Pharell était un camarade que j'appréciais, mais, curieusement, si je dois analyser mes souvenirs, c'était
Ciaran, mon meilleur ami. Celui qui me comprenait le mieux et m'incitait à suivre ma voie et... ma voix.
Puis, à un moment, nous nous sommes perdus. Pas de vue, puisque nous n'avons jamais cessé de nous fréquenter, mais l'éloignement n'est pas qu'une question de distance. Ciaran était à mes côtés, néanmoins... Connell est devenu ma boussole. Mon amour. Mon avenir.
Je réalise que j'étais tellement éprise que j'ai peut-être négligé l'ami de toujours. Pourtant, Ciaran est encore là, fidèle à lui-même, alors que mes désirs les plus intimes, eux, se sont effondrés. Et cette constance me procure du bien. Probablement trop, mais il y a des cadeaux contre lesquels il est vain de lutter.
- Du poulet bicyclette ? relève-t-il avec précaution, plus soupçonneux que jamais. La volaille est sportive par
ici?
J'éclate de rire.
- Presque, répond Jean-Marie, le visage transfiguré par l'amusement. Le nom, c'est à cause des cuisses.
C'est pas bien épais, des mollets de cycliste. C'est pareil pour le poulet bicyclette.
- J'en déduis que ce n'est pas ce qu'on nous a servi hier, rebondit Ciaran, sarcastique.
Mon hilarité redouble quand Clarisse dépose devant nous deux plats et que Ciaran les contemple, à demi
ébahi. Les volatiles sont de la grosseur de pigeons, leurs cuisses à peine plus charnues que celles de cailles.
- Il y a de l'arnaque dans l'air, glousse-t-il. Et il va falloir m'expliquer comment on peut passer d'un poulet de compétition à une variété apparentée aux dinosaures.
- Mange ! exigé-je, faussement sévère.
- Il a bon appétit, dit Jean-Marie en enfonçant le clou.
Et il lui sert une large portion de bananes.
Ciaran arbore une moue tellement dépitée que je prends pitié de lui. Je picore dans son assiette tout en alimentant la discussion, électrisée par le contact de sa cuisse contre la mienne. Un moment futile qui me parait si loin de la nouvelle moi que je me laisse happer, à mon corps défendant.

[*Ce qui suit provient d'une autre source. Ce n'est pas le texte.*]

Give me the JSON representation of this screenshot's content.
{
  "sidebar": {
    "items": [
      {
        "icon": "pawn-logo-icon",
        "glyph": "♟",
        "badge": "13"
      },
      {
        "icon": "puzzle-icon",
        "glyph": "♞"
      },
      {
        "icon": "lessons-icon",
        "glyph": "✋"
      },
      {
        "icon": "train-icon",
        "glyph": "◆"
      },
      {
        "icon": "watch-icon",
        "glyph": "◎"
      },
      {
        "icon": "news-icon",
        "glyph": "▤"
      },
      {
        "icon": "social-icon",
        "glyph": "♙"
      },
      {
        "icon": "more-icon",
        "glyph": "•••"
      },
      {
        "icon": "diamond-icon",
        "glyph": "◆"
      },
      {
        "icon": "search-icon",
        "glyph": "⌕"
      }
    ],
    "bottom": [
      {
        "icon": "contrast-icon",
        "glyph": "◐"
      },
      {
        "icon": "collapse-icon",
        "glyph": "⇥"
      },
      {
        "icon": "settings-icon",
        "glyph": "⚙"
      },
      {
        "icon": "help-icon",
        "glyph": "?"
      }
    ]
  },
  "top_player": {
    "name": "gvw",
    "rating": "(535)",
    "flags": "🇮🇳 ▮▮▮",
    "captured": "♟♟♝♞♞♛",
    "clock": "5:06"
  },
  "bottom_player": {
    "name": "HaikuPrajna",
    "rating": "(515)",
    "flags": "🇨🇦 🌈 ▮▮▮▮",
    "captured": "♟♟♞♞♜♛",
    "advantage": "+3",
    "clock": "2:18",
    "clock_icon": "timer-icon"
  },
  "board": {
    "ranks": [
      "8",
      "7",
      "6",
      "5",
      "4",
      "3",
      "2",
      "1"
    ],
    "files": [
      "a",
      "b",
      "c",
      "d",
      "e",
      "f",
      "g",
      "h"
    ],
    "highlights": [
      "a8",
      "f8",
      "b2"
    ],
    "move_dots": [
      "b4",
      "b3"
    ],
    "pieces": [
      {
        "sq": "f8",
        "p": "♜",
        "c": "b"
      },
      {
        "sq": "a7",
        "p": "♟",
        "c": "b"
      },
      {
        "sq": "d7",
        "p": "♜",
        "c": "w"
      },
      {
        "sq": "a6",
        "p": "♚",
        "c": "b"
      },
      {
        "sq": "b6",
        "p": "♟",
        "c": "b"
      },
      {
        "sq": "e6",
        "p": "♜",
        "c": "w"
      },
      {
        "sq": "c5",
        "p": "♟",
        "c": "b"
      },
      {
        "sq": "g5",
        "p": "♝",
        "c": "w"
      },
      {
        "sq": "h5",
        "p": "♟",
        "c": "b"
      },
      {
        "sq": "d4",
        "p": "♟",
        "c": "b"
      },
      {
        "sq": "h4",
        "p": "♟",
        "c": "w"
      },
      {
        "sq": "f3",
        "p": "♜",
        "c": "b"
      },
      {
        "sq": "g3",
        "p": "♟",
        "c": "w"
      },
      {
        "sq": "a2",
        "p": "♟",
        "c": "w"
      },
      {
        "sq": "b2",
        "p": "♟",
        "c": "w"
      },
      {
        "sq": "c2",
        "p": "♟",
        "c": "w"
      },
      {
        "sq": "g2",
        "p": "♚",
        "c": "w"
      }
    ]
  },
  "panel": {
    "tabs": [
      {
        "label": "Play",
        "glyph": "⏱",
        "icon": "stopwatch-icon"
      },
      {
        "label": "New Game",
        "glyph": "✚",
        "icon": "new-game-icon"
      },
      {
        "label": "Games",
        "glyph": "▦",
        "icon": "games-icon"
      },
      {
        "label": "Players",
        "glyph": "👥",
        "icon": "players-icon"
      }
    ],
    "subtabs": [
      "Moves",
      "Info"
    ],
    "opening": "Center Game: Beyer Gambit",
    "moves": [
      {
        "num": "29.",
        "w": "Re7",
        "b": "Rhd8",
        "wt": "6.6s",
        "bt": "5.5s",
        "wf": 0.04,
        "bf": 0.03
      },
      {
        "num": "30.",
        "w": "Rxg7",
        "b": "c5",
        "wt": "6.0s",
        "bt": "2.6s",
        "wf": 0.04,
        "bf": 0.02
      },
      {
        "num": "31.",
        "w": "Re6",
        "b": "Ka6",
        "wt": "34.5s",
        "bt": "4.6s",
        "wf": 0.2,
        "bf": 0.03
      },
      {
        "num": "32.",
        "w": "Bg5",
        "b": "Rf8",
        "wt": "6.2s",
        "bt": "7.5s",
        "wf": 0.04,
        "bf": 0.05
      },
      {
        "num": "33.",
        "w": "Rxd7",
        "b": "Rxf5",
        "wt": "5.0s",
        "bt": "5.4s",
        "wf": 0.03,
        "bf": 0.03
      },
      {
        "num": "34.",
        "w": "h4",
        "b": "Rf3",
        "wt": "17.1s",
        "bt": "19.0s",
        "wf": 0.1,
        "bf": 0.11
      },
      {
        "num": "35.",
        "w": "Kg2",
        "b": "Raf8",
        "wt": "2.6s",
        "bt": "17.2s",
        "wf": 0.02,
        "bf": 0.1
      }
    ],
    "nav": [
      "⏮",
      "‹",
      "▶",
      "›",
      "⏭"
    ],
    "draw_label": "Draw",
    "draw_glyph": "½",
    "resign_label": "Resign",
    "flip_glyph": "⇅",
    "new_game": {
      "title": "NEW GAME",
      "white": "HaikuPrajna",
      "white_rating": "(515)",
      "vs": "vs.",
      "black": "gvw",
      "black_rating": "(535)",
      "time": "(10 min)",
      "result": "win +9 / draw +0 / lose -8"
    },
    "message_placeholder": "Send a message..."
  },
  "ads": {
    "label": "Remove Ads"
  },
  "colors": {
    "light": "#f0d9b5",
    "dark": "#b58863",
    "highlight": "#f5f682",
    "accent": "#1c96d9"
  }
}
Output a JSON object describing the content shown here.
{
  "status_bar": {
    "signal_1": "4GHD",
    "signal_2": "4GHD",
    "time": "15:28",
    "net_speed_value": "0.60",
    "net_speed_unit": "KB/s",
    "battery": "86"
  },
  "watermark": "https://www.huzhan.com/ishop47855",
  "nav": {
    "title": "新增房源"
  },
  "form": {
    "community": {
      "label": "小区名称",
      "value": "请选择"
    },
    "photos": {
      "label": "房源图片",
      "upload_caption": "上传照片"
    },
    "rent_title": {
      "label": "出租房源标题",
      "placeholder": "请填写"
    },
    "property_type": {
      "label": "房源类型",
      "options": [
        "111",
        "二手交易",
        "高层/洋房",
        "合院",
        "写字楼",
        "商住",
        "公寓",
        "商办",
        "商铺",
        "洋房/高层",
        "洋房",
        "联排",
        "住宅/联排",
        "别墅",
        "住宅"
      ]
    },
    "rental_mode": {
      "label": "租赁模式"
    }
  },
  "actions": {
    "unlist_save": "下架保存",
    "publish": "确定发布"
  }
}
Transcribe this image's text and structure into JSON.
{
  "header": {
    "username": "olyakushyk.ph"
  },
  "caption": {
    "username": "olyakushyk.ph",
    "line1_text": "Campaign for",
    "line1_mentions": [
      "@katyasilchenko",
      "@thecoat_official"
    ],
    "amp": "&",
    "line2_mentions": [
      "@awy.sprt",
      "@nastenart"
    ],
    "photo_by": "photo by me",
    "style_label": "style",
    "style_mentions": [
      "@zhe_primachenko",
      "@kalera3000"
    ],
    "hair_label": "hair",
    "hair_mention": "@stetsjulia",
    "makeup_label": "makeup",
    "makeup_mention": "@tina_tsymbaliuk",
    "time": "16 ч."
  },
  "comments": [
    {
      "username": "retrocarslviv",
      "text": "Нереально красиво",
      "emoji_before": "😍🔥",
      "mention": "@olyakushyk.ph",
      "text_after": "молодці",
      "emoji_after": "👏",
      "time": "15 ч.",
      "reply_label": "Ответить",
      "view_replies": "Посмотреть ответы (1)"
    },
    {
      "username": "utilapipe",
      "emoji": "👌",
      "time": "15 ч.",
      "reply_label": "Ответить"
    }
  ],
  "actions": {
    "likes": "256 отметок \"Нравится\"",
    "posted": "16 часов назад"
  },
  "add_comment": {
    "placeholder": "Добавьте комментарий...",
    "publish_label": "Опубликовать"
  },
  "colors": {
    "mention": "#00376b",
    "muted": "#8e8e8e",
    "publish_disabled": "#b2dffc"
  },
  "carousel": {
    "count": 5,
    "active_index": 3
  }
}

- Tiens, goûte ça, me propose Ciaran en portant à ma bouche un ata.
Je mords dans le beignet savoureux, poussée par un besoin de normalité. Même si ce n'est que pour une
seconde.
Ma poitrine se soulève doucement, sans que se réveille la douleur pernicieuse qui me cloue si souvent au sol.
J'ai l'impression déstabilisante qu'un morceau de moi, de celle d'avant, s'est reconnecté à celle que je suis aujourd'hui. Une étrange dichotomie qui, en cette seconde, ne me parait pas aussi terrible.
Un sentiment qui ne dure pas.
Lorsque Ciaran m'essuie la commissure des lèvres du pouce d'un geste sensuel, ma tranquille et éphémère assurance vole en éclats sous une explosion plus primaire. Le besoin qui me tord le ventre est si puissant que je fais un bond en arrière et manque de tomber du banc où j'ai pris place. Sans la poigne de Ciaran, j'étais bonne pour m'écraser au sol. Ce qui ne m'empêche pas de le repousser une fois stable et de reculer.
- C'est d'être heureuse qui te fait peur ou de me désirer ? me lance-t-il, son œil flamboyant de colère.